Indian Air Force Heritage Museum, Chandigarh
- Established: 8 May 2023
- Dissolved: 30°45′N 76°47′E﻿ / ﻿30.750°N 76.783°E
- Location: Chandigarh
- Type: Aviation museum

= Indian Air Force Heritage Museum, Chandigarh =

Aerospace museum in Chandigarh, India

The Indian Air Force Heritage Museum, located at Chandigarh is India's first air force heritage centre. Opened in May 2023, it showcases the role of Indian Air Force (IAF) in all the wars and is equipped with modern paraphernalia like virtual reality, augmented reality, hologram, simulators and electro mechanical enclosures.

==Overview==
The heritage center was inaugurated on 8 May 2023 by Indian Union Defence Minister Rajnath Singh, and is built on an area of 15,600 square feet. Located in Sector 18, the Chandigarh Administration is in charge of running the IAF Heritage Centre. It has five decommissioned aircraft on display, including a HAL HPT-32 Deepak Pilot training aircraft, a MiG-21 single-seat fighter and a Folland Gnat aircraft . Also, the Air Force Kanpur 1, built in 1958 by Air Vice Marshal Harjinder Singh, is present. The centre shows how the Indian Air Force participated in numerous conflicts, such as the Kargil conflicts in 1947, 1948, 1965, and 1971 and 2019 Balakot airstrike.
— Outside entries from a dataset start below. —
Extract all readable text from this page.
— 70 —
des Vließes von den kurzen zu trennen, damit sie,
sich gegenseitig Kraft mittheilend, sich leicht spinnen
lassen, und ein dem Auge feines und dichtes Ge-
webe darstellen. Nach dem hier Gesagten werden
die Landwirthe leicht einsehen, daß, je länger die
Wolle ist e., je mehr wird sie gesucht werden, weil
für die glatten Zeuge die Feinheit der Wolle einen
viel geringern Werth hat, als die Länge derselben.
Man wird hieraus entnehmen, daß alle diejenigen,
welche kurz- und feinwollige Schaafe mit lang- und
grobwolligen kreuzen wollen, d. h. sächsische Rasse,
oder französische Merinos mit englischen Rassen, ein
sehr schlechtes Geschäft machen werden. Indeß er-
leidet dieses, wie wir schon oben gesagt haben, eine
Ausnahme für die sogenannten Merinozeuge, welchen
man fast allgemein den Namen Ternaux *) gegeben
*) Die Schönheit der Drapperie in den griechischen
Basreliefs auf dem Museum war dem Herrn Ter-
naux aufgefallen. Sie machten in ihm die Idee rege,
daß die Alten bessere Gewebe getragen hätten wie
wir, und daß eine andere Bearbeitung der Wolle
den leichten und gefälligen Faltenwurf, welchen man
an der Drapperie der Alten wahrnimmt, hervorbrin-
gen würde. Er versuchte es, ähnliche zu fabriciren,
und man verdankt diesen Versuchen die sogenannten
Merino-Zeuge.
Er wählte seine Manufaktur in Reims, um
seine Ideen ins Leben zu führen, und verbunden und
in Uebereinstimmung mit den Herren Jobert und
Additionally, the center houses flight simulators that let visitors experience flying. The SAM-III Pechora missiles are another main attraction. It also has a special section honouring female IAF officers for their contributions to national service. The center also has scale models of Prachand helicopter, Netra aircraft, Mi-26, indigenous Tejas fighter jets, Sukhoi Su-30MKI, MiG-29, C-130J Hercules, Il-78MKI aerial refueller, Airbus C-295 and advanced light helicopter-Dhruv. With the aid of murals illustrating major military campaigns, including the IAF's involvement in the 1948 Indo-Pak War and electro-mechanical 3D-dioramas showing the most recent operations, such as the Balakot airstrike, the centre highlights the illustrious history of the IAF.